Cardinal Charlie: Norbert Swierz’s life made for the movies

Published 9:49 pm Wednesday, October 10, 2012

Not too long ago I had a column where I had an old friend who had passed away down in Florida at age 96.

Not too long after his death another good friend of mine down in Florida also died.

It was another one I’ve written about in several columns. He was 92 years old and his name was Norbert Swierz.

Norbert grew up in his early life and graduated in 1938 from Dowagiac High School.

He was 10 years older than me. He lived out on old M-40 North (now M-51).
In the summer of 1935, a fire consumed his mother’s place, the Moonlight Inn, on the corner of M-51 and Corwin Street.

He said that they got the supplies from Judd Lumber Co.

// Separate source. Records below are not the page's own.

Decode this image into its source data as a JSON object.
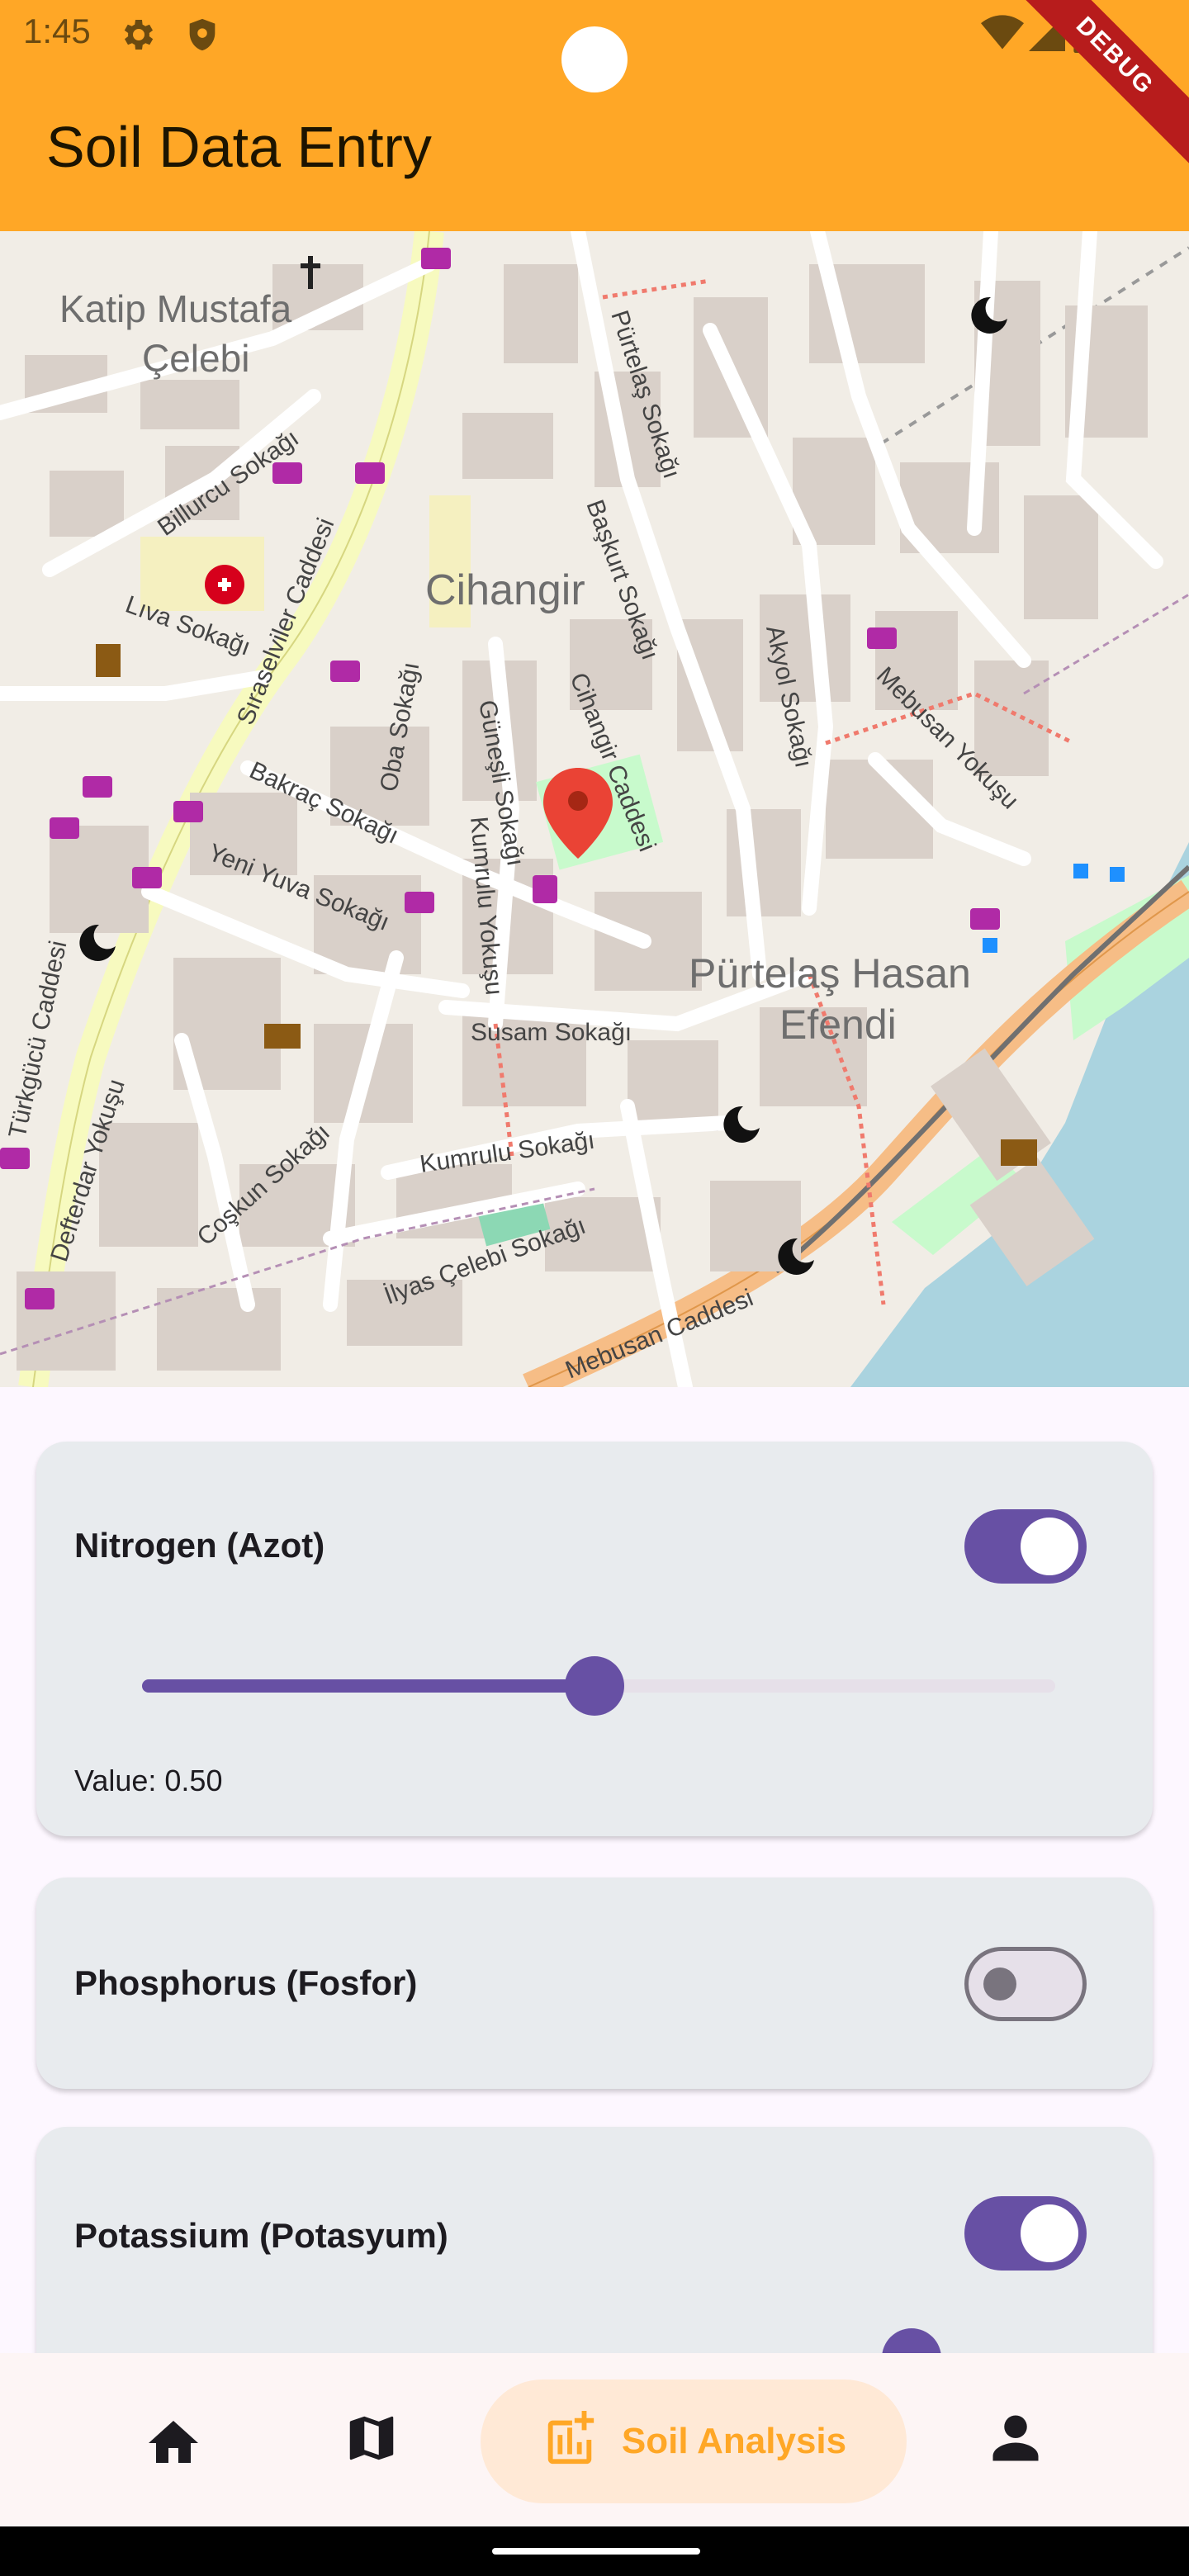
{
  "status_bar": {
    "time": "1:45",
    "icons": [
      "settings-icon",
      "shield-icon",
      "wifi-icon",
      "signal-icon",
      "battery-icon"
    ],
    "debug_label": "DEBUG"
  },
  "app_bar": {
    "title": "Soil Data Entry",
    "background_color": "#ffa726"
  },
  "map": {
    "labels": [
      {
        "text": "Katip Mustafa"
      },
      {
        "text": "Çelebi"
      },
      {
        "text": "Cihangir"
      },
      {
        "text": "Pürtelaş Hasan"
      },
      {
        "text": "Efendi"
      },
      {
        "text": "Sıraselviler Caddesi"
      },
      {
        "text": "Defterdar Yokuşu"
      },
      {
        "text": "Bakraç Sokağı"
      },
      {
        "text": "Yeni Yuva Sokağı"
      },
      {
        "text": "Susam Sokağı"
      },
      {
        "text": "Kumrulu Sokağı"
      },
      {
        "text": "Coşkun Sokağı"
      },
      {
        "text": "İlyas Çelebi Sokağı"
      },
      {
        "text": "Mebusan Caddesi"
      },
      {
        "text": "Cihangir Caddesi"
      },
      {
        "text": "Başkurt Sokağı"
      },
      {
        "text": "Pürtelaş Sokağı"
      },
      {
        "text": "Akyol Sokağı"
      },
      {
        "text": "Mebusan Yokuşu"
      },
      {
        "text": "Güneşli Sokağı"
      },
      {
        "text": "Kumrulu Yokuşu"
      },
      {
        "text": "Oba Sokağı"
      },
      {
        "text": "Lıva Sokağı"
      },
      {
        "text": "Billurcu Sokağı"
      },
      {
        "text": "Türkgücü Caddesi"
      }
    ],
    "marker": "location-pin-icon"
  },
  "cards": [
    {
      "title": "Nitrogen (Azot)",
      "enabled": true,
      "value_label": "Value: 0.50",
      "slider_value": 0.5
    },
    {
      "title": "Phosphorus (Fosfor)",
      "enabled": false
    },
    {
      "title": "Potassium (Potasyum)",
      "enabled": true
    }
  ],
  "bottom_nav": {
    "items": [
      {
        "icon": "home-icon"
      },
      {
        "icon": "map-icon"
      },
      {
        "icon": "soil-analysis-icon",
        "label": "Soil Analysis",
        "selected": true
      },
      {
        "icon": "person-icon"
      }
    ]
  },
  "colors": {
    "accent": "#6750a4",
    "nav_selected": "#ffa726"
  }
}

He left home in 1941 for Canada and was issued Royal Canadian Air Force clothing. The next thing he was headed to England on a boat. It was there he signed up for the U.S. Army Air Corps.

He finally ended up as a gunner on a B-17 bomber. He was credited with shooting down seven German aircraft.

One of his B-17s was called “Bomb Boogie.” Another one was called “Old Ironsides.” The first time he was injured and the plane crashed, they were rescued by the British Air Sea Rescue.

He later got up to 13 sorties of the 25 required missions. He wrote in his book he had the pleasure of meeting and drinking with movie star Clark Gable.

He had to bail out of the Bomb Boogie at 20,000 feet and free fell at least 8,000 feet as he didn’t have an oxygen tank on his leg like he was supposed to.

It was not in his book, but he later told me the German pilot who shot his B-17 down circled him several times as he floated down, but finally made a close pass, threw back the canopy, gave Norbert a salute and flew back to Germany.

It was on this jump he was captured by the Germans.

I’ve written about him being a POW in Stalag 17.

It was Feb. 16 when I first got to know my good friend Norbert and we talked and exchanged letters during the 2 1/2 years we were such good friends.

I feel so bad we never got to shake hands, though we kept hoping to get together.

He always told me how many memories of Dowagiac I had given him.

He once told me two of his prison buddies tried to escape. One was killed outright. He said he and another buddy went out and dragged the wounded POW back to the barracks.

He said many years later at a reunion he met the man he had saved and his wife.

Norbert was also an artist. He sent me a framed oil painting and a DVD of one of his many interviews. He told me after so many saw the picture and article about a 92-year-old Dowagiac man flies again in a B-17 (I was one of them). It was in an Associated Press picture of him and a B-17 that he took a ride at 92.

When Norbert died there were nice write-ups in the Florida papers. I never knew how popular he had become. I always told him what a wonderful movie could be made out of the life he lived.

It almost brings tears to my eyes when we go out M-51 North and pass the building that used to be the Moonlight Inn, the home of my friend Norbert.